From Newsletter to Newspaper

Atlanta Art Workers Coalition staff members Julia Fenton and Dan Talley were particularly interested in expanding the coalition’s modest newsletter begun the previous year into a legitimate publication for the second volume. Thus the Atlanta Art Workers Coalition Newspaper was established in the bimonthly, tabloid-size format that the publication would maintain for the next 24 years. As Founding Editors, Fenton and Talley shared a mission to cover art in the Southeast region within a broader national or international context. They did so by running “Artist to Artist” interviews along with articles on the controversial “Artists in Georgia” exhibition at the High Museum of Art, the Arts Festival of Atlanta (see photo), and, less close to home, performance art in Southern California.
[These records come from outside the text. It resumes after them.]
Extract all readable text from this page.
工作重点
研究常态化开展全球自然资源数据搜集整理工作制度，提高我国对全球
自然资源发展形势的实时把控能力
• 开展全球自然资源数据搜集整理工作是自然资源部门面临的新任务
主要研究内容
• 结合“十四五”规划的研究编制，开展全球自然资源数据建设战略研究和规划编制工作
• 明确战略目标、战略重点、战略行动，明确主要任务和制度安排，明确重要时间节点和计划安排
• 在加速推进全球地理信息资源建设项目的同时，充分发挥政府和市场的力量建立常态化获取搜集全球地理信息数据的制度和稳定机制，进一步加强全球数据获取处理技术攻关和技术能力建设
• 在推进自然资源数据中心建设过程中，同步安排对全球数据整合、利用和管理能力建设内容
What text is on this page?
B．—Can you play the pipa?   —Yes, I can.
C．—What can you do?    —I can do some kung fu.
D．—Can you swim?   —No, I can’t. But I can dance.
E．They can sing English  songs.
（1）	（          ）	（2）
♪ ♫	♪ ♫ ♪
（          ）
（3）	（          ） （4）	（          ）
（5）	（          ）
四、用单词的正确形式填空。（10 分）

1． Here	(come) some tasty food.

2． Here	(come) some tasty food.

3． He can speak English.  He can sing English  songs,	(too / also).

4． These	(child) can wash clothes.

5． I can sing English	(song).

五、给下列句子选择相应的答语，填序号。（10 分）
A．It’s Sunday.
The newspaper also expanded the information sections from the original newsletter, running an extensive listing of Atlanta gallery opportunities and a special issue on funding guest edited by Gary Sipe, which included an article on Jimmy Carter’s CETA employment program and the American Artists Congress. Also published were the first Artist’s Pages, in which chosen artists such as Marcia Cohen were given a page of the newspaper to turn into an original work of art, and a call for writers to accommodate the newspaper’s growing needs. Already active as a volunteer, future Associate Editor and current Surviving columnist Barbara Schreiber made her writing debut that year.